Neff fue puesto en licencia como fiscal de distrito del condado de Los Ángeles después de trabajar con el grupo pro-elección True the Vote para presentar cargos contra el director ejecutivo de una empresa de software electoral. El condado finalmente pagó $5 millones para resolver una demanda presentada por el director ejecutivo por las acusaciones.
La promoción de Neff no ha sido anunciada oficialmente. En cambio, su nombre comenzó a aparecer de manera inconsistente en las presentaciones del Departamento de Justicia, a veces figurando como líder interino, a veces como abogado litigante, a veces omitido por completo, lo que refleja la confusión más amplia que plaga la campaña del departamento para confiscar los registros de votantes estatales.
La partida de Riordan deja el colegio electoral en manos de un nuevo personal con mucha menos experiencia en derechos de voto y con experiencia propia en la negación de elecciones.
Entre ellos se incluyen Brittany E. Bennett, Christopher J. Gardner y Megan Frederick, abogados que aparecieron recientemente en el Departamento de Justicia en las listas de votantes estatales y que han sido vinculados a los esfuerzos para anular las elecciones.

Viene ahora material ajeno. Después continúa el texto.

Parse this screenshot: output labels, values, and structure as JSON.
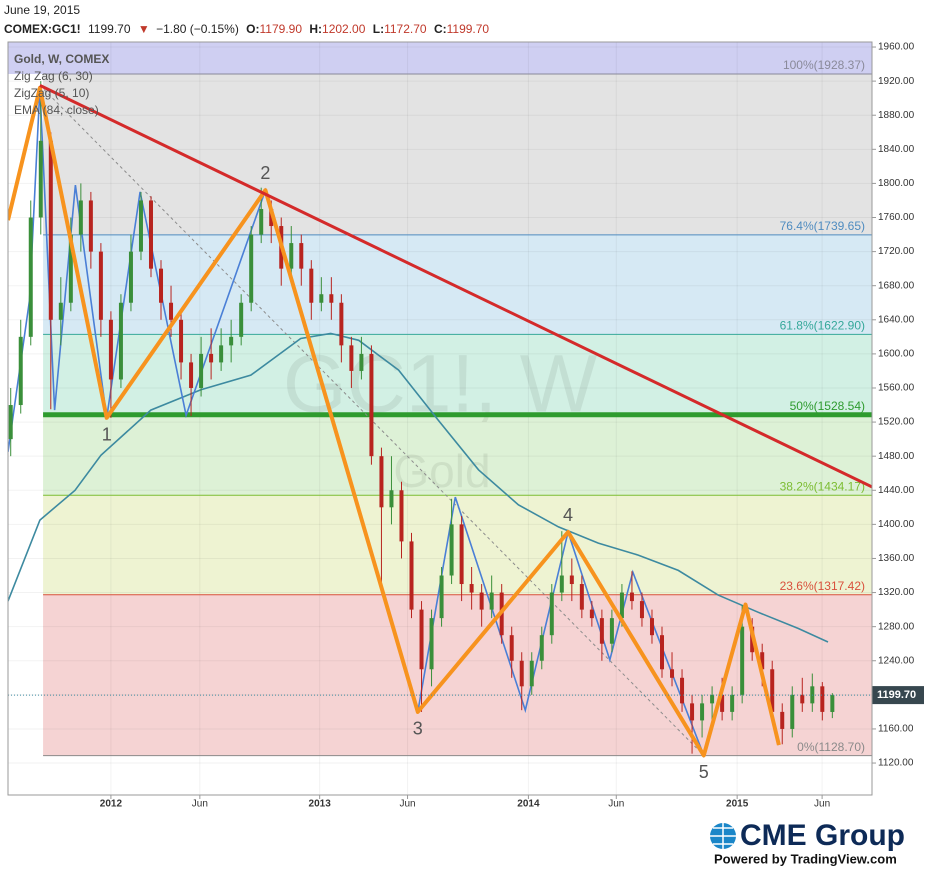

Gardner trabajó para anular las elecciones de 2020 junto con Mitchell, John Eastman, Kenneth Chesebro y otros líderes del fallido esfuerzo.
Como ha informado constantemente Democracy Docket, la búsqueda agresiva por parte del departamento de datos de votantes ya está plagada de errores, desde citaciones mal dirigidas hasta presentaciones que citan leyes inexistentes e identifican erróneamente hechos básicos sobre la administración electoral. Perder a un veterano legal como Riordan sólo aumenta las preocupaciones sobre si la División de Votación está equipada para hacer bien su trabajo.
La silenciosa salida de Riordan también subraya la inestabilidad más amplia que afecta a la División de Derechos Civiles.
Desde que Trump regresó al cargo, el departamento ha sufrido una hemorragia de abogados, y aproximadamente tres cuartas partes de sus abogados se fueron en medio de cambios de liderazgo supervisados por el fiscal general adjunto Harmeet Dhillon.
Al ser contactada para comentar sobre la partida de Riordan, una portavoz del Departamento de Justicia respondió: «Gracias, sin comentarios».